[time-nuts] [Fwd: Re: Simulating LORAN-A GRI Timing Generator]

J. Forster jfor at quik.com
Sat Jan 8 16:23:54 UTC 2011

My belief is, if you were looking at the H0 Master, and H0 has two Slaves,
the two TDs (one to each slave) is sufficient to give you a position fix.

LORAN-A stations were closer together than LORAN-C  (maybe 600 mi).
Nothing I have read to date indicated there were more than 2 Slaves per

Since it seems impossible to distinguish between the Slaves, based on
their signals, there might be two apparently valid position solutions.

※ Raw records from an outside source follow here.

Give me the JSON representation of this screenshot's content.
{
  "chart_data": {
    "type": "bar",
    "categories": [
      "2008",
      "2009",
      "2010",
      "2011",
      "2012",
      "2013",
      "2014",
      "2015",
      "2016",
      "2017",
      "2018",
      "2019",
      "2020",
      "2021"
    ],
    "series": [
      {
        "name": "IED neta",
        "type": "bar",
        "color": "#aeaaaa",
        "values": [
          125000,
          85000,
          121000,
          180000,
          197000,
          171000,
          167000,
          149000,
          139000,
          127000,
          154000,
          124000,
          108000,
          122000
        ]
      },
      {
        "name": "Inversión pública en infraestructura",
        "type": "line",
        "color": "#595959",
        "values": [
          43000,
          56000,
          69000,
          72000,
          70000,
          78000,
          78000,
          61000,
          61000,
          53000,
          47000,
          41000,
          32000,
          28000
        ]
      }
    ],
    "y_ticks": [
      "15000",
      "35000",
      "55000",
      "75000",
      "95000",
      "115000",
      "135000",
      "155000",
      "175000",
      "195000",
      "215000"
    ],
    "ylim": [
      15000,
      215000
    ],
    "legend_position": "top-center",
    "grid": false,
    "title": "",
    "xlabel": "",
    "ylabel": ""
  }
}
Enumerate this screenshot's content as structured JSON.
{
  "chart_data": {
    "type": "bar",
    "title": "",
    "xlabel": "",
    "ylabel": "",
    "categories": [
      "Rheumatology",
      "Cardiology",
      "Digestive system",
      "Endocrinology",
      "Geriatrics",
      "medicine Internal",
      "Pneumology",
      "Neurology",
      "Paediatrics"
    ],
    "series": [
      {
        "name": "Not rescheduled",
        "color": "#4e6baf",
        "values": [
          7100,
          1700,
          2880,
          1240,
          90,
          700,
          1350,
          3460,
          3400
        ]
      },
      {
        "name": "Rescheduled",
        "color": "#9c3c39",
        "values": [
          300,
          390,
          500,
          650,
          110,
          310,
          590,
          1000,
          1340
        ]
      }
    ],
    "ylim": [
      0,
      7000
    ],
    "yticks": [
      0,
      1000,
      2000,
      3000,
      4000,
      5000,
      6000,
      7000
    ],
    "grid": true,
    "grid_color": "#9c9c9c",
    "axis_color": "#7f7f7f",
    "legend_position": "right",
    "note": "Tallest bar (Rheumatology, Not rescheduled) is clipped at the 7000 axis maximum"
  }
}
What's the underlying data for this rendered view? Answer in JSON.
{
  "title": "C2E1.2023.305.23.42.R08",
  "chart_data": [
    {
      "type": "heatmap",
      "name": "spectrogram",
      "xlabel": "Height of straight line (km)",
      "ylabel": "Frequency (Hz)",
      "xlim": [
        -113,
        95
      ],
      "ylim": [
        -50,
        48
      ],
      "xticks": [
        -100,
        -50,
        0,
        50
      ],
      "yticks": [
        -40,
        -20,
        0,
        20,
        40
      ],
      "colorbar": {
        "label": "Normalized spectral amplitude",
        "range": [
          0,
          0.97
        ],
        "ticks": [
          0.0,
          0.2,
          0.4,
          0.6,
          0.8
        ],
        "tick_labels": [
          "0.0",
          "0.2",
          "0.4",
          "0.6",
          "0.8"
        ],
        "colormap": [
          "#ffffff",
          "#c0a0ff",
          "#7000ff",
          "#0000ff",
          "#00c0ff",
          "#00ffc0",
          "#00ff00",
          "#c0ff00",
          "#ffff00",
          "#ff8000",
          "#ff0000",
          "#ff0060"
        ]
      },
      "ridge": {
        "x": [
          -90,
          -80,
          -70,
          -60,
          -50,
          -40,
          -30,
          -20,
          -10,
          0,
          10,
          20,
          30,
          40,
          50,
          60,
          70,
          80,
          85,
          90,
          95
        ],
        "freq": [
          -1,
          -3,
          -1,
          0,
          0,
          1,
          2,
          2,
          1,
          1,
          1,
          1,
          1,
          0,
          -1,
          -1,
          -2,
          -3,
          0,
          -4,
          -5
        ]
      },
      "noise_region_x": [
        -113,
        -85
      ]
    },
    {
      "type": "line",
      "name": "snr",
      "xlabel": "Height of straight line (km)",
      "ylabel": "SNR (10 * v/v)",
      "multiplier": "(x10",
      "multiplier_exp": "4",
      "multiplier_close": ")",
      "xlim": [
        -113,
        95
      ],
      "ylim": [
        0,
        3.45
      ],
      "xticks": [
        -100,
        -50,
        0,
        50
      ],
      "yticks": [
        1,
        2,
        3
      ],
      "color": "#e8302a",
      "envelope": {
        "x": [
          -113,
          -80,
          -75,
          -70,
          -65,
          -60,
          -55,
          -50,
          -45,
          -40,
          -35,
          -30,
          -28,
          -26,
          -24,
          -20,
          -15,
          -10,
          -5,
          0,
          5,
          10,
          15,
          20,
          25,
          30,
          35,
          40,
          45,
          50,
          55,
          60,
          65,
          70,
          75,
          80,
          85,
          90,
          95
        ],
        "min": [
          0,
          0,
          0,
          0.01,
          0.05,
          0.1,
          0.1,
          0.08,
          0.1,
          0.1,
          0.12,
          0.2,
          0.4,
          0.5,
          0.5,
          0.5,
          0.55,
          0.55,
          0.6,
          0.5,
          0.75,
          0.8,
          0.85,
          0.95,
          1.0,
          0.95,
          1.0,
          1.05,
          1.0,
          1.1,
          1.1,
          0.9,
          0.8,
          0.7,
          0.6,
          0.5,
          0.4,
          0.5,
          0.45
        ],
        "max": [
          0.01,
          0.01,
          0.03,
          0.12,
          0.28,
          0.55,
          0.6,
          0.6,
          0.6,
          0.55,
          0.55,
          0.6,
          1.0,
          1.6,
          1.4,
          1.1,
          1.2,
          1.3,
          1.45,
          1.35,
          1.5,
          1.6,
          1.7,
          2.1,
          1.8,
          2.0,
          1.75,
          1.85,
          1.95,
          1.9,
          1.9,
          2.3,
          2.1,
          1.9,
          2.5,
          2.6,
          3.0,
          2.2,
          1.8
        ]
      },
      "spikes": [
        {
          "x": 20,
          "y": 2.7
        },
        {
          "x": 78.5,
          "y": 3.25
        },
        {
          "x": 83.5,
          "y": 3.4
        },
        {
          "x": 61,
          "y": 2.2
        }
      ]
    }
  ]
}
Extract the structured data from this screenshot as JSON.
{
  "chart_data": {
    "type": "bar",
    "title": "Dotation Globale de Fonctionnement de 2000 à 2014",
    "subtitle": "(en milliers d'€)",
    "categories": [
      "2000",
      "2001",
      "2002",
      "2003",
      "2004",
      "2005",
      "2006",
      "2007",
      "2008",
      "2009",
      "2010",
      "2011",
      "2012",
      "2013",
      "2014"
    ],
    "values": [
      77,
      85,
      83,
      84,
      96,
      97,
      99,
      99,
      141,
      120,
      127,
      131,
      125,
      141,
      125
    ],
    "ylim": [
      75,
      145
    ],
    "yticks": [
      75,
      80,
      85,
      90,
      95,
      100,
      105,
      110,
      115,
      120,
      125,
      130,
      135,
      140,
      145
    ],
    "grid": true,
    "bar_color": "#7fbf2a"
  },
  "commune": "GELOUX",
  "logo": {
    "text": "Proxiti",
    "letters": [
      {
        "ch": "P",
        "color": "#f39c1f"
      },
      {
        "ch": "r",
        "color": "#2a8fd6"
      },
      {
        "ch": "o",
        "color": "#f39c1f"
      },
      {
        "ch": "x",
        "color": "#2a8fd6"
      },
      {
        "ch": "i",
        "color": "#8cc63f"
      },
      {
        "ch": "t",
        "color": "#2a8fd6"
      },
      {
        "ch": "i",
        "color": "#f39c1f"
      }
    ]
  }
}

> So if I read the excel correctly you only actually need 1 system.
> Say H0 is the master then the delays for H1-X is how far away from the
> master the pulse would be. More importantly you would only need 2 other of
> the Hs to create a navigational fix.
> Is this a correct interpretation?
> Have to go dig out of the snow.
> On Sat, Jan 8, 2011 at 10:35 AM, Magnus Danielson <
> magnus at rubidium.dyndns.org> wrote:
>> John,
>> On 08/01/11 16:08, J. Forster wrote:
>>> Pondering some more on this, doing some calculations (spread-sheets)
>>> the
>>> actual scheme emerge... the range of 0 to 7 is not selected by
>>> accident.
>> I had essentially the same spread sheet...
>> However, how would you be able to achieve simplicity of design by being
>> true to the PRI/PRR given or to what seems like reasonable counter based
>> solution. Notice that the ARN-4 has a "Crystal phasing" control to
>> adjust
>> the crystal frequency of the receiver so that the receiver will align up
>> to
>> the actual rate of the master station.
>> I think the PRI/PRR given is a presentation simplification rather than
>> true
>> numbers. Considering that absolute frequency was not a requirement, the
>> repetition rate of the master needs to be sufficiently stable for
>> distinction of station and the receiver to make stable reading, in
>> presence
>> of other stations.
>> That LORAN-C uses GRI indications with repetition rate in microseconds,
>> and
>> fairly even such numbers as well, is another hint.
>> Thus, I view the PRI/PRR ratios as approximations at best, a matter of
>> presentation rather than actual nominal rates.